Les situations d’évaluation qui permettent d’établir le niveau de compétence de l’individu créent donc un contexte particulièrement favorable à l’utilisation de stratégies d’auto-handicap. Pour Jones & Berglas (1978), certains individus lorsqu’ils sont placés dans une telle situation vont chercher à empêcher les attributions qui pourraient mettre en cause leurs compétences en cas d’échec. Pour eux, c’est là le principal objectif des stratégies d’auto-handicap. Jones & Berglas (1978) définissent ces stratégies comme des actions, des choix ou des positionnements de performances qui donnent l’opportunité à l’individu d’externaliser (d’excuser) l’échec et d’internaliser la réussite. La définition que proposent Jones & Berglas (1978) des stratégies de l’auto-handicap fait explicitement référence aux attributions. Les individus ne sont pas sans ignorer que le locus externe (Weiner, 2005) permet de mettre hors de cause l’estime de soi en cas d’échec. De plus, si l’individu réussit malgré la présence de facteurs externes susceptibles de gêner sa performance, alors il bénéfice d’une attribution interne de compétence. Pour résumer, en cas d’échec, l’estime de soi est donc protégée et, en cas de réussite, elle est augmentée ; donc quelque soit le résultat elle ne peut être altérée. Pour expliquer le recours à ce type de stratégies, Jones & Berglas (1978 ; Berglas & Jones, 1978) utilisent le cadrage conceptuel que proposent la théorie de la résignation apprise (Peterson & al., 1993). En effet, les individus qui ont derrière eux un lourd passif de non contingence entre comportement et résultat (cf. chap. 4.3.1) estiment, en cas de réussite, que la réussite ne peut être reproduite et qu’ils sont des imposteurs car ils ne croient pas réellement avoir les compétences. Ces individus ont donc « appris » à mettre en place des stratégies qui laissent en permanence planer un doute sur l’attribution de leurs résultats. De plus, bien qu’autrui ait une certaine importance dans l’aménagement stratégique du doute, Jones & Berglas (1978 ; Berglas & Jones, 1978) estiment que ce dernier est surtout là pour les propres yeux de l’individu ; qui cherche, en quelque sorte, à se duper lui-même. En effet, l’individu en créant un flou sur les conditions d’attribution de la réussite, garderait ainsi l’illusion qu’il peut malgré tout contrôler la situation.
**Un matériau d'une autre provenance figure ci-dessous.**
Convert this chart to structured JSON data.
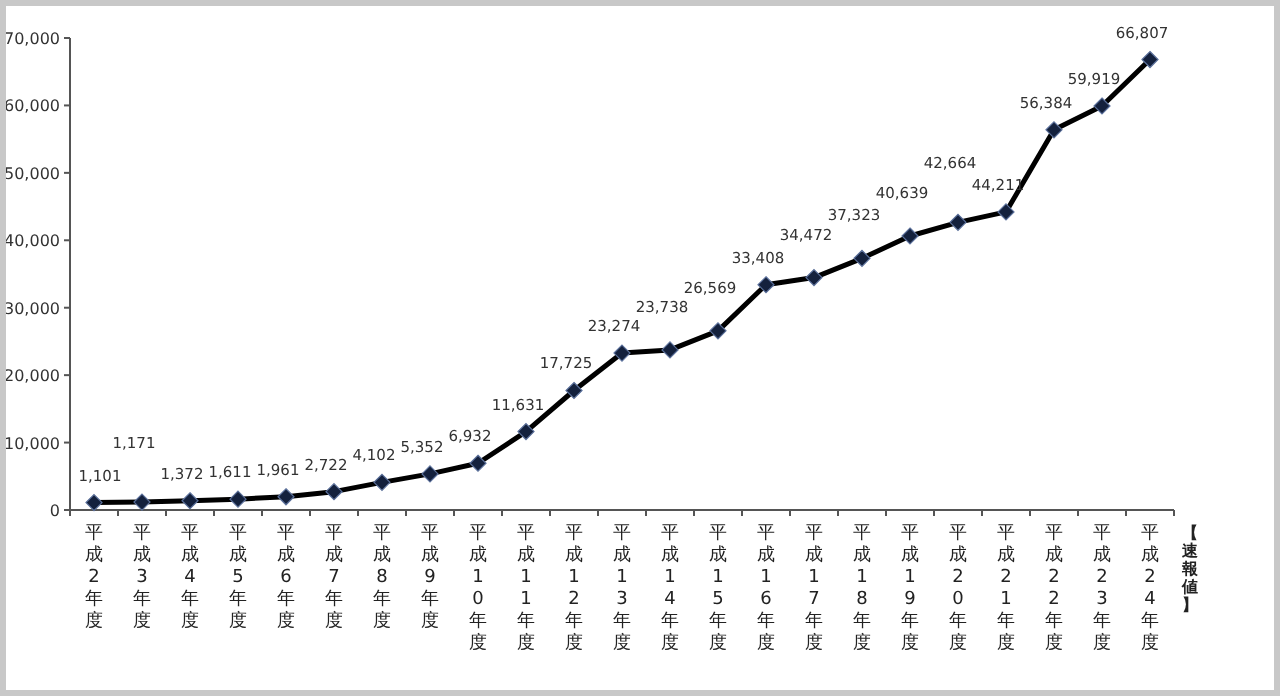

Ces différents phénomènes ont été démontrés de façon magistrale par Jones & Berglas (1978 ; Berglas & Jones, 1978) aux cours de différentes expériences, à la fois, sur l’utilisation d’alcool et de drogues. Dans l’une de ces expériences (Berglas & Jones, 1978 ; expérience 1, ils ont demandé à une centaine d’étudiants en psychologie de participer à une recherche sur l’effet de certaines drogues sur les performances intellectuelles.

Les expérimentateurs ont expliqué à chaque sujet que l’objectif de l’expérience était de comparer leurs scores de base à un pré-test à un deuxième score réalisé lui sous l’influence d’une drogue. L’expérimentateur explique également qu’une drogue (Actavil) devrait faciliter les performances intellectuelles alors que l’autre drogue (Pandocrin) devrait avoir l’effet inverse. Il précise également qu’il n’est pas certain que l’effet de ces drogues surgisse d’où leur présence dans ce laboratoire. Après ces explications, les sujets sont invités à effectuer le test. Il leur est expliqué que ce test permet de discriminer les individus qui sont supérieurement intelligents. À ce niveau, l’expérience introduit deux autres conditions de passation. La première est dite contingente car les activités ont une solution que peut trouver le sujet.

La seconde est dite non contingente car les problèmes sont insolubles sans que l’individu puisse le deviner. Cependant, dans cette dernière condition, les sujets reçoivent dans tous les cas des feedbacks de réussite.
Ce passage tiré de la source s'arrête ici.